Thor Hushovd (BMC) sprinted to victory in Zakopane on the fifth stage of Tour of Poland. The Norwegian National Champion handily took his second victory of the Polish Tour ahead of Matthieu Ladagnous (FDJ.fr) and Daniele Ratto (Cannondale). Pieter Weening was the top finisher for ORICA-GreenEDGE in 15th place. Although Weening finished on bunch time, we dropped back one spot on the overall as Jon Izaguirre (Euskaltel-Euskadi) took over as race leader thanks to the new ‘attractivity classification’ introduced by the UCI at the Tour of Poland this year.

Weening started stage give in fourth place overall, 7” behind overnight race leader Rafal Majka (Saxo-Tinkoff). Having earned his place on the general classification after a strong showing on the opening weekend of mountainous racing in the Italian Dolomites, Weening has successfully protected his position throughout the week.
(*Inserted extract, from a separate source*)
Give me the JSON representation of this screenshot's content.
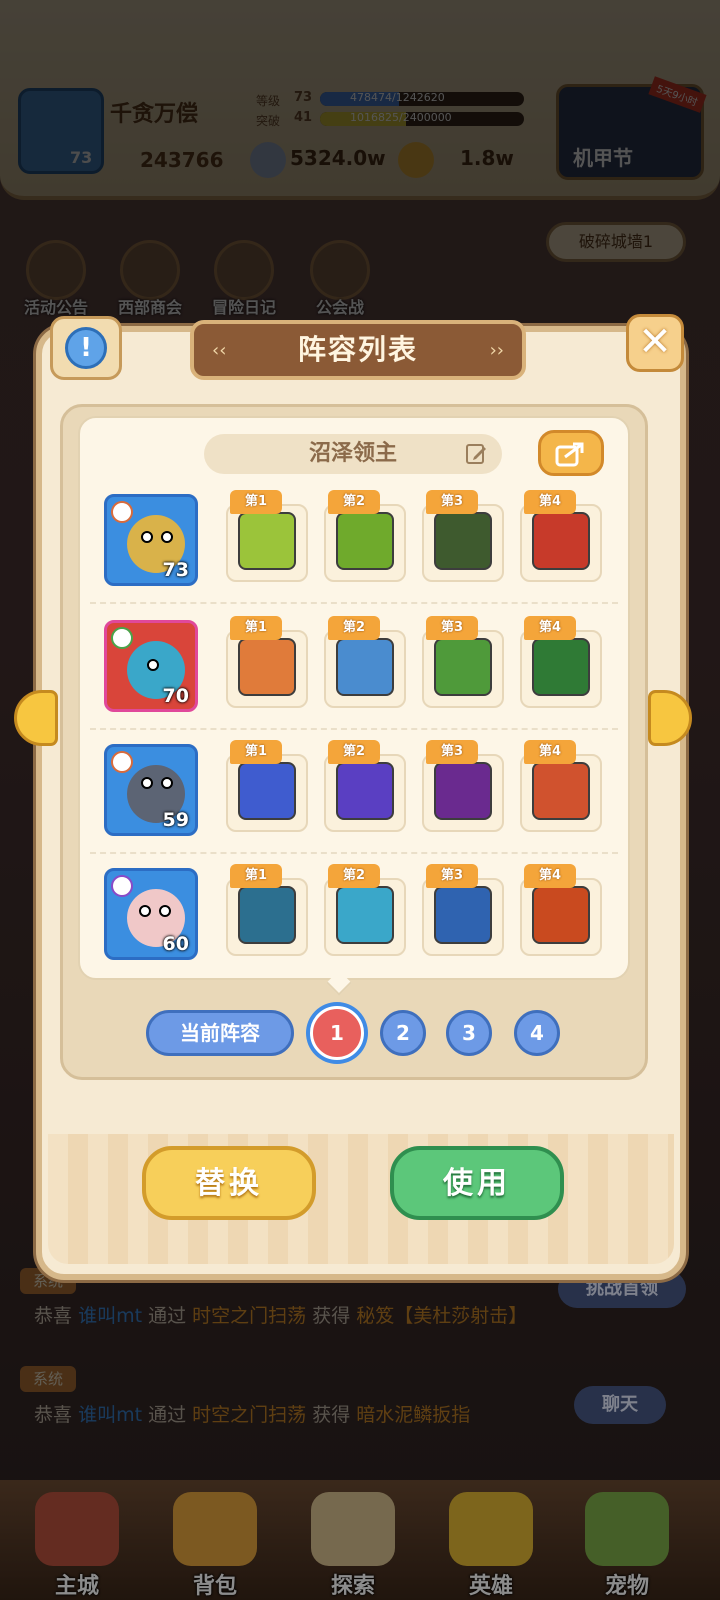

The ‘attractivity classification’ awards points in each day’s mountain competition and intermediate sprints. The points from each are combined, and the top three point earners score 30”-20”-10” for their feat. Izaguirre finished third in the stage five ‘attractivity’ competition to bank the 10” he needed to leapfrog into the race lead. Weening is now in fifth place, 8” behind Izaguirre, ahead of two decisive days for the general contenders.
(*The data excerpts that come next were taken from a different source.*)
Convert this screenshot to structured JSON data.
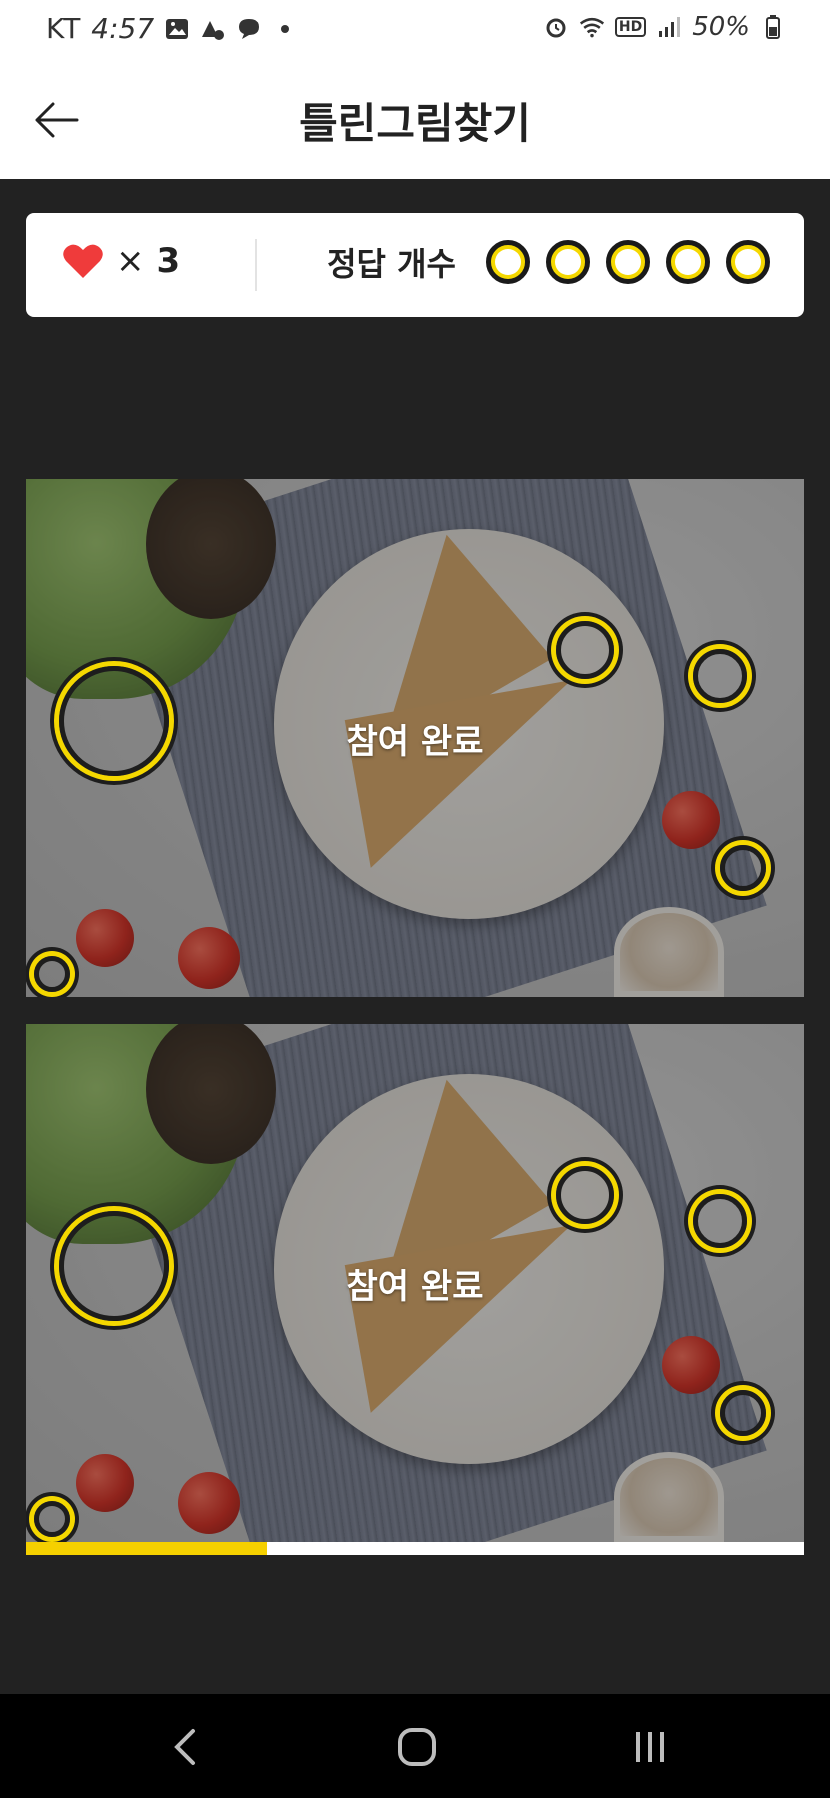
{
  "status_bar": {
    "carrier": "KT",
    "time": "4:57",
    "hd_label": "HD",
    "battery_percent": "50%"
  },
  "header": {
    "title": "틀린그림찾기",
    "back_icon": "arrow-left-icon"
  },
  "score": {
    "lives_symbol": "×",
    "lives_count": "3",
    "answers_label": "정답 개수",
    "answers_total": 5,
    "answers_found": 0
  },
  "panels": {
    "top_label": "참여 완료",
    "bottom_label": "참여 완료"
  },
  "progress": {
    "fraction": 0.31
  },
  "colors": {
    "accent_yellow": "#f5d800",
    "heart_red": "#ef3b3b",
    "background_dark": "#222222"
  },
  "nav": {
    "back_icon": "chevron-left-icon",
    "home_icon": "home-icon",
    "recents_icon": "recents-icon"
  }
}
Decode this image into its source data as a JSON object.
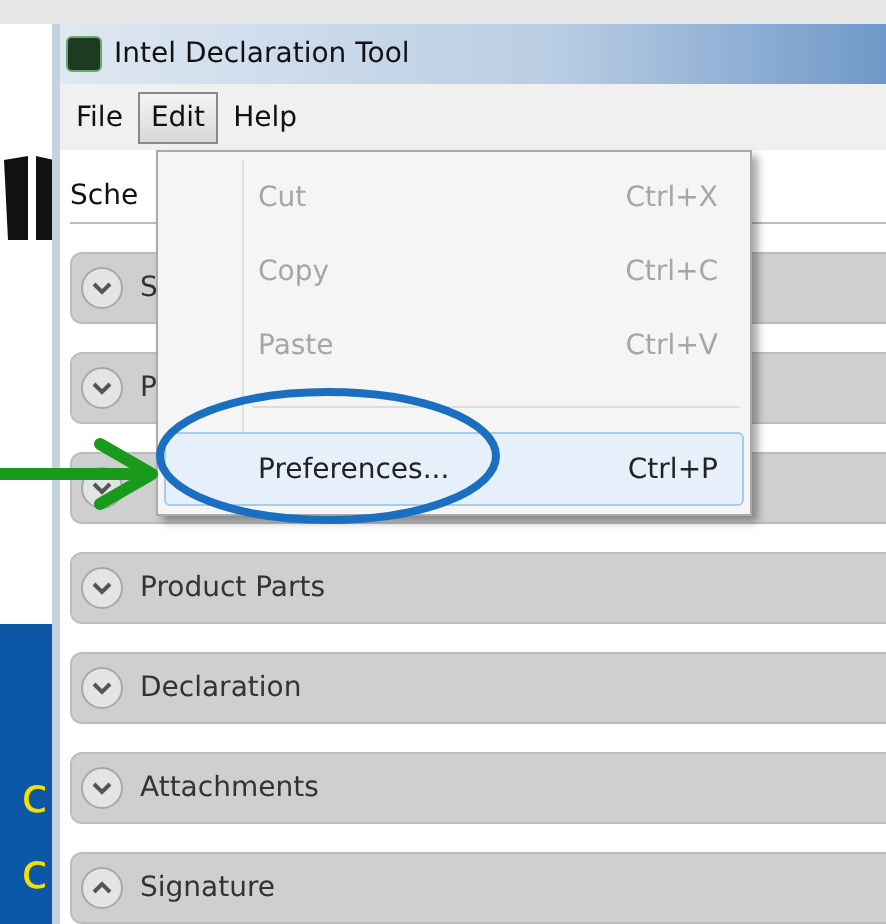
{
  "background": {
    "fragments": [
      "c",
      "c"
    ]
  },
  "window": {
    "title": "Intel Declaration Tool"
  },
  "menu_bar": [
    {
      "label": "File",
      "selected": false
    },
    {
      "label": "Edit",
      "selected": true
    },
    {
      "label": "Help",
      "selected": false
    }
  ],
  "field_label": "Sche",
  "sections": [
    {
      "title": "S",
      "expanded": false
    },
    {
      "title": "P",
      "expanded": false
    },
    {
      "expanded": false
    },
    {
      "title": "Product Parts",
      "expanded": false
    },
    {
      "title": "Declaration",
      "expanded": false
    },
    {
      "title": "Attachments",
      "expanded": false
    },
    {
      "title": "Signature",
      "expanded": true
    }
  ],
  "menu": {
    "items": [
      {
        "kind": "item",
        "label": "Cut",
        "shortcut": "Ctrl+X",
        "disabled": true,
        "selected": false
      },
      {
        "kind": "item",
        "label": "Copy",
        "shortcut": "Ctrl+C",
        "disabled": true,
        "selected": false
      },
      {
        "kind": "item",
        "label": "Paste",
        "shortcut": "Ctrl+V",
        "disabled": true,
        "selected": false
      },
      {
        "kind": "separator"
      },
      {
        "kind": "item",
        "label": "Preferences...",
        "shortcut": "Ctrl+P",
        "disabled": false,
        "selected": true
      }
    ]
  }
}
Mitch Docker checked in with us following the lumpy day in the saddle. In his own words, he describes the stage from a team perspective.

The breakaway went early today, but Darwin Atapuma (Colombia) was in the move, and he was a bit dangerous for the overall contenders. The race was quite tough for a bit because the peloton wanted to keep Atapuma close. When Atapuma dropped out, the peloton finally let the break open up a gap. It got slightly easier after that, but it was still solid racing all day.
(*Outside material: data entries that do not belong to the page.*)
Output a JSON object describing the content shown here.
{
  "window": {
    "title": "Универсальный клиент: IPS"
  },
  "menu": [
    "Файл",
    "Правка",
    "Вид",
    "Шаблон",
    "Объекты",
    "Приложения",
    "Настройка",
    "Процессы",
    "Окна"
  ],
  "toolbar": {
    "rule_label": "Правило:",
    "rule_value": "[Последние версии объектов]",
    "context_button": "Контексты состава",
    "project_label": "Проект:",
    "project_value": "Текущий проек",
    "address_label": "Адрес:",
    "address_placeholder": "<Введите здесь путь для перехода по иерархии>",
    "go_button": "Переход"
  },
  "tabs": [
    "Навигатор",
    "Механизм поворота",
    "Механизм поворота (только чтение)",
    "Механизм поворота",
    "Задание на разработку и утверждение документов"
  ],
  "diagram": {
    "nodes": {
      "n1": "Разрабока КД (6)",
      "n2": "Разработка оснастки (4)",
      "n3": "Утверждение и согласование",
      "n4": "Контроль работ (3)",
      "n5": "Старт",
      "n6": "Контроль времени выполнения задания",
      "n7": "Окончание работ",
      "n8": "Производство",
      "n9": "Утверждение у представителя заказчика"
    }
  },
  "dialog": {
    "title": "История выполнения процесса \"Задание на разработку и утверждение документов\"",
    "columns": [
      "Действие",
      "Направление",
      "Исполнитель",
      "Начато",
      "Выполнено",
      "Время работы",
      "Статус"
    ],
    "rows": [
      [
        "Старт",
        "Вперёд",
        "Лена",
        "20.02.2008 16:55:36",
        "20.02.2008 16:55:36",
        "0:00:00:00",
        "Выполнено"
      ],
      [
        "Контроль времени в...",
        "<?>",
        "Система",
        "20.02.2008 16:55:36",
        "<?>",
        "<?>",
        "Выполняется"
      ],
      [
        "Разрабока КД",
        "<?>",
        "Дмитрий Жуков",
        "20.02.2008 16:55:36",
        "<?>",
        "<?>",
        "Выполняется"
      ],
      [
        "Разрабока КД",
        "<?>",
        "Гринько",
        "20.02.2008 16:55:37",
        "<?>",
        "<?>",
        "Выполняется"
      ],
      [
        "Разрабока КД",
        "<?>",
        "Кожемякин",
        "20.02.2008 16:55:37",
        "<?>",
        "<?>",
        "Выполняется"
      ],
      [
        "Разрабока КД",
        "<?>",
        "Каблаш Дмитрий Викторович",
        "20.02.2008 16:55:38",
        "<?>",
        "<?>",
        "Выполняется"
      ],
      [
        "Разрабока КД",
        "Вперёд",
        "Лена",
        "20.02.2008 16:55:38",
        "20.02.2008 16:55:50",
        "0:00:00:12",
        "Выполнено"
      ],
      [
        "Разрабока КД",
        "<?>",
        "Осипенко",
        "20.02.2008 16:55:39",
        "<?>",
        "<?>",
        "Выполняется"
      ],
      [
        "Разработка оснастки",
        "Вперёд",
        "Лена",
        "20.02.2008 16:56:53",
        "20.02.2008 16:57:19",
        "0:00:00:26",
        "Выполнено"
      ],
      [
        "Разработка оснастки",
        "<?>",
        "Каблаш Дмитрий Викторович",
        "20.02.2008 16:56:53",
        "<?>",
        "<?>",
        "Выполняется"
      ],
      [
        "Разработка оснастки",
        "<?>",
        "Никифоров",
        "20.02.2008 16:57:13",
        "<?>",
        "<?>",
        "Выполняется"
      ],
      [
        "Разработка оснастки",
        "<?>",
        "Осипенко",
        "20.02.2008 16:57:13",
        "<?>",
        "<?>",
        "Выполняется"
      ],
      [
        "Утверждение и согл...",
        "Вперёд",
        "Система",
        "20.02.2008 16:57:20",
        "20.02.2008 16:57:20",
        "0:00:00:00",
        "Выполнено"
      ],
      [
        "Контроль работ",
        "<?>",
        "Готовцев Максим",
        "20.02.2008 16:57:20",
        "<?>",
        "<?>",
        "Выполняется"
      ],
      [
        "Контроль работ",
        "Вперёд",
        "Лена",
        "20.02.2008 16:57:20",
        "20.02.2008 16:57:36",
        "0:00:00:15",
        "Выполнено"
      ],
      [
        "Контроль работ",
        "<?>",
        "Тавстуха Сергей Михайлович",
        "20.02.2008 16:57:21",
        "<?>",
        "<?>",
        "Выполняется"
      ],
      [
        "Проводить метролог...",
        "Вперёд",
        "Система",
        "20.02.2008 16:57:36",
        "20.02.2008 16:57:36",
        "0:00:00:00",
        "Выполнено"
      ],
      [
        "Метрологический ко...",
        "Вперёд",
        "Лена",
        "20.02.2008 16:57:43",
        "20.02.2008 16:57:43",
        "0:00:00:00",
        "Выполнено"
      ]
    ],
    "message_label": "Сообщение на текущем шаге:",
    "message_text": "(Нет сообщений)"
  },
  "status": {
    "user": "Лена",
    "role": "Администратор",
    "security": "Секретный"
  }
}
Colombia did most of the chasing. They set a steady tempo until we got closer to the finish circuit. The speeds started ramping up in the last 40km or so. The peloton was still rather large going into the circuit, but as the speed got higher and higher, the pace whittled down the size of the bunch.

Pieter was active on the final climb. I saw him jump with a few moves. There was one move in particular that looked dangerous. I had my head down but I saw him jump. It looked like it could have been a successful move, but I think when the peloton realised that Pieter was in it, they pulled it back straight away. Beyond that, there wasn’t much action in the finish in terms of attacks.

BMC controlled during most of the last lap. They neutralised everything for Thor [Hushovd]. It was a tricky finish. There’s a 3-4km climb followed by a 3km descent. From there, it’s a slight uphill. It’s not a normal sprint. You could call it a hard man’s sprint. I thought maybe I’d try to hang on and have a go, but in the end, I was just trying hold wheels.

I wouldn’t exactly call what happened at the end a sprint. It was everyone throwing themselves at the line, and Thor made it there first. He was definitely the strongest today.

Pieter did a great job protecting himself. We didn’t know anything about Izaguirre’s movement on the overall. That’s not to say they maybe didn’t give that information on the race radio, but we had our hands full today. We were already down to five riders without Durbo [Luke Durbridge] and we lost Jens [Mouris] during the stage. He’s been sick all week. Aidis [Kruopis] and Leigh [Howard] looked after themselves to make it through the stage and that left Pieter more or less on his own. We’ll do our best to look after Pieter tomorrow in the mountainous circuit – the last road stage before Saturday’s time trial closes out the race.